Any self-sufficient, individual will have a strong, resounding “No!” in response, thereby making the economy the main issue, as it should be.
Social media's role in the 2008 election was primarily focused by the Obama campaign to their primary constituents: the young, high school and college age youngsters who were swept away by the “Obama Aura” . . . an absolute reflection of “style over substance” which has clearly been more important to young people these past several generations. Because the young are not much known for critical thinking, discernment, and logic, social media was the perfect medium for getting them corralled and moving in the direction demanded by the campaign.
Four years later, I think there has been enough awakening, realization, and economic and political changes to perhaps significantly lessen the effect of social media. Facebook, for example has suffered a major setback quite recently. I have canceled my subscription; my last communication was a detailed explanation of exactly why I canceled. The reasons included what I called my “last straws” . . . actions on the site, accepted by the site, the hypocrisy of the site and the creators. I have encouraged many of my friends to cancel as well. That leaves (among others, of course) Twitter, blogs, websites, each of which have their own limitations.
The most important factor this year in the battle of social media is that Conservatives have acquired the technology and have become just as adept in using the various media to disseminate their ideas, ideology, and premises. At this point, it's a matter of which side will better express themselves in the “language” easiest for the masses to comprehend.
Sergio Veskovic,www.sergiopolitics.org: What is your opinion of Super PACs and its influence in this race?
I have to admit, I'm not too knowledgeable about what this issue is all about, primarily because I have ignored it for the most part. I do not see anything wrong with groups of citizens to gather, pool resources and funds to work for the election of a preferred candidate.
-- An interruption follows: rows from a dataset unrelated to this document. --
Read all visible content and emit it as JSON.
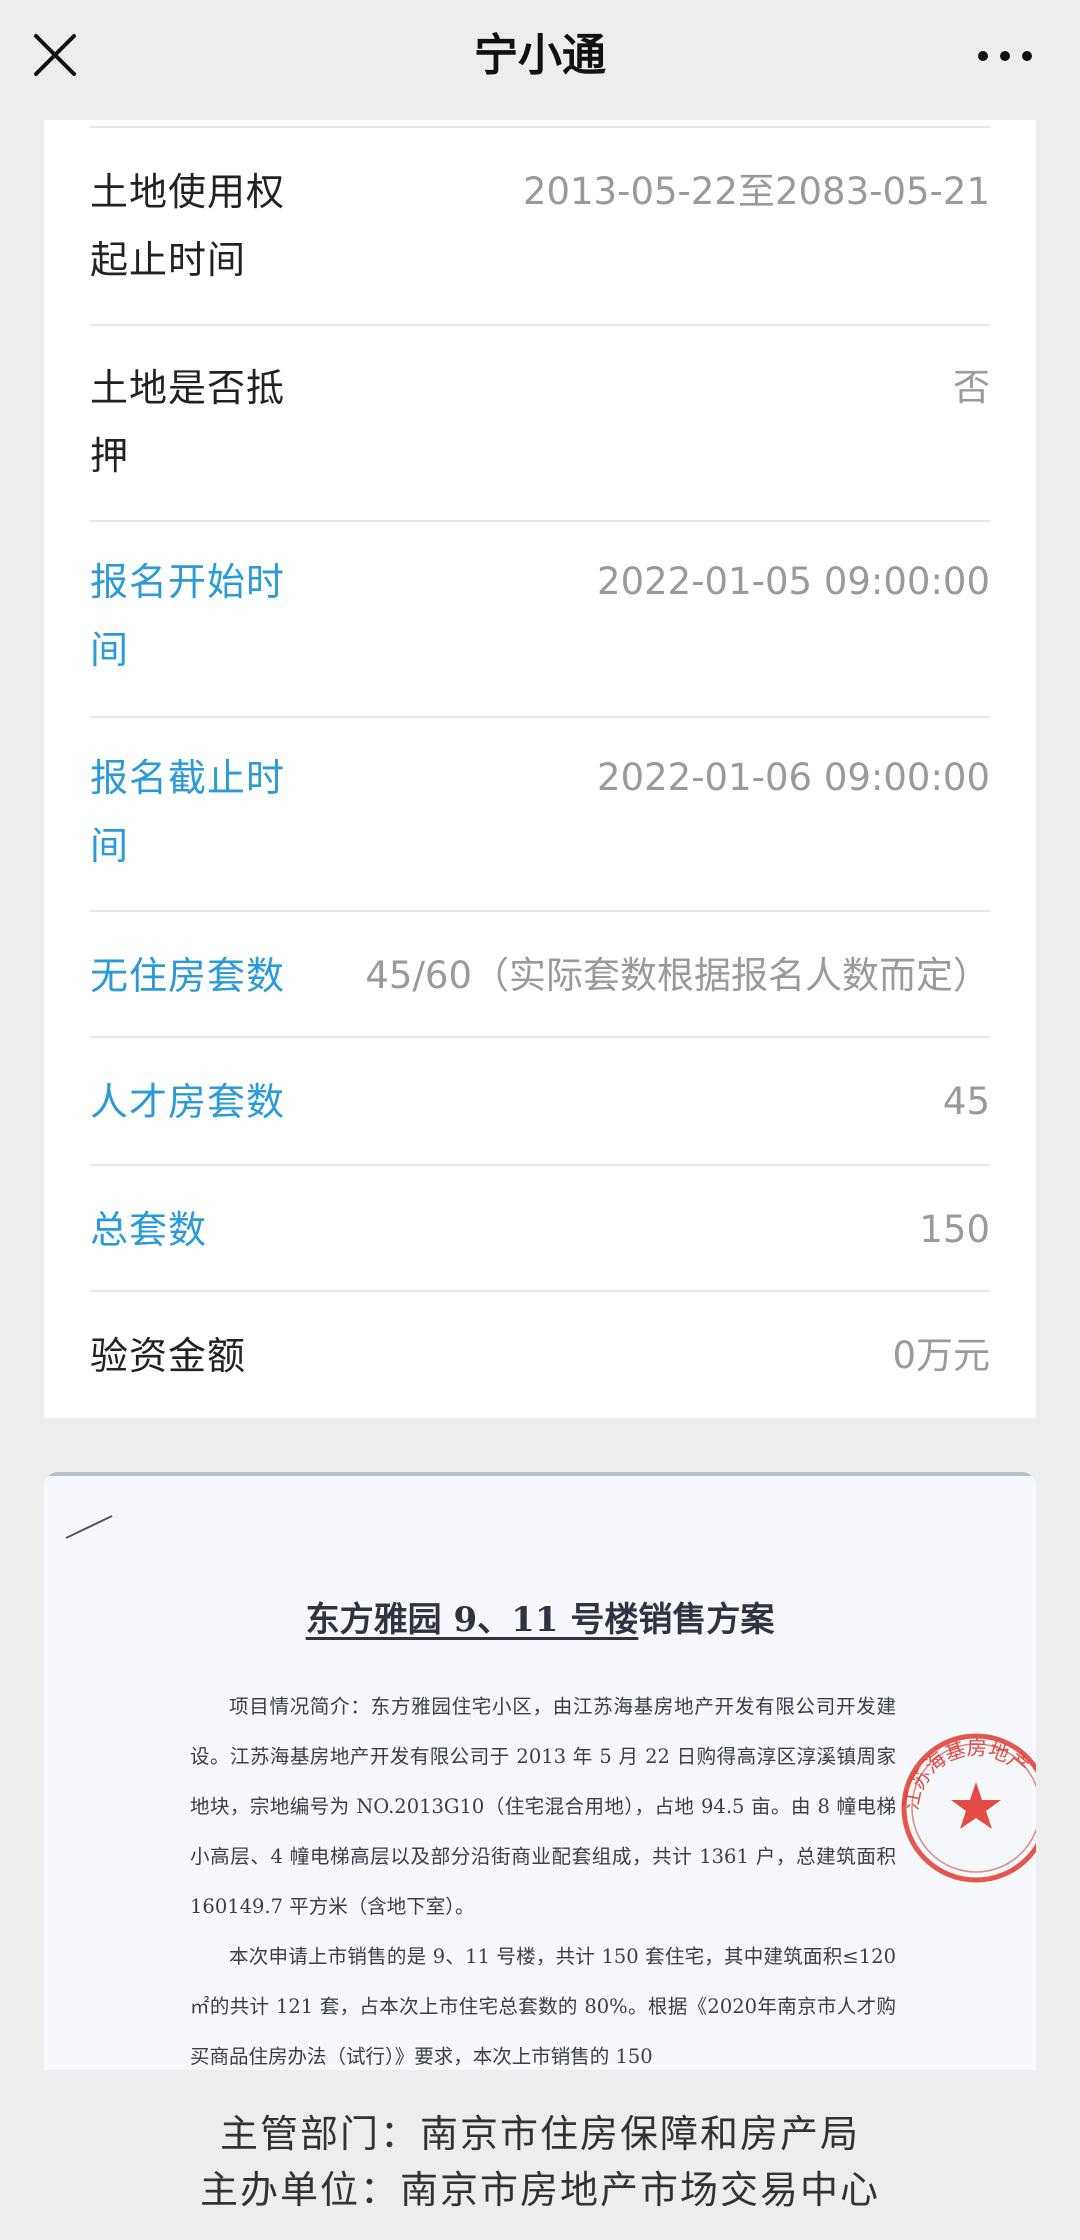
{
  "nav": {
    "title": "宁小通"
  },
  "rows": {
    "land_use_period": {
      "label": "土地使用权起止时间",
      "value": "2013-05-22至2083-05-21"
    },
    "land_mortgage": {
      "label": "土地是否抵押",
      "value": "否"
    },
    "reg_start": {
      "label": "报名开始时间",
      "value": "2022-01-05 09:00:00"
    },
    "reg_end": {
      "label": "报名截止时间",
      "value": "2022-01-06 09:00:00"
    },
    "no_house_units": {
      "label": "无住房套数",
      "value": "45/60（实际套数根据报名人数而定）"
    },
    "talent_units": {
      "label": "人才房套数",
      "value": "45"
    },
    "total_units": {
      "label": "总套数",
      "value": "150"
    },
    "deposit": {
      "label": "验资金额",
      "value": "0万元"
    }
  },
  "document": {
    "title_underlined": "东方雅园 9、11 号楼",
    "title_rest": "销售方案",
    "para1": "项目情况简介：东方雅园住宅小区，由江苏海基房地产开发有限公司开发建设。江苏海基房地产开发有限公司于 2013 年 5 月 22 日购得高淳区淳溪镇周家地块，宗地编号为 NO.2013G10（住宅混合用地），占地 94.5 亩。由 8 幢电梯小高层、4 幢电梯高层以及部分沿街商业配套组成，共计 1361 户，总建筑面积 160149.7 平方米（含地下室）。",
    "para2": "本次申请上市销售的是 9、11 号楼，共计 150 套住宅，其中建筑面积≤120 ㎡的共计 121 套，占本次上市住宅总套数的 80%。根据《2020年南京市人才购买商品住房办法（试行）》要求，本次上市销售的 150",
    "stamp_text": "江苏海基房地产"
  },
  "footer": {
    "line1": "主管部门：南京市住房保障和房产局",
    "line2": "主办单位：南京市房地产市场交易中心"
  },
  "colors": {
    "accent": "#2a9bd7",
    "value_gray": "#9a9a9a",
    "stamp_red": "#e0392f"
  }
}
The Citizens United lawsuit and the ultimate Supreme Court Decision supporting it, I feel, shows that “Super PACs” do have their place (in spite of Mr. Obama's selective description) – as they have always had in all elections to this point. If a candidate engenders such support as to encourage citizens with the funds to come together in support of that candidate, then I feel the only ones complaining about “Super PACs” will be the candidate whose support does not include that level of support.
As an individual citizen, I see absolutely nothing wrong with a group of citizens gathering funding and support for one candidate or another. In a truly fair world, the outcome would reflect the triumph of the one whose PACs were the most successful . . . sort of as in the 2008 election outcome.
Hopefully, Conservatives will not only have acquired more ability in the use of “social” media to spread the word, but also better use of PACs to purchase air time for better prepared commercials and broadcast presentations.
Sergio Veskovic,www.sergiopolitics.org: If you have some other thought you would like to share please feel free.
I have two additional thoughts to share here and a prayer, really, that the electorate that participated in the election of Obama in November 2008 will have come to their senses and not commit the same grievous error in November 2012.
It is imperative that Romney's campaign and that of the Super PACs continue to focus on the economy as it is Obama's major “Achilles' Heel." Both Romney and the Super PACs should be following Karl Rove's Super PAC example. They are almost entire tuned to highlighting the state of the economy today and giving the specific facts of what caused those issues. They put the questions out there, requiring that any thinking person determine for themselves whether the current economic policies will alleviate any of the problems.
I want to again thank Sergio for his interview and interest in actually giving me more time and a new forum in which to "share" my opinions.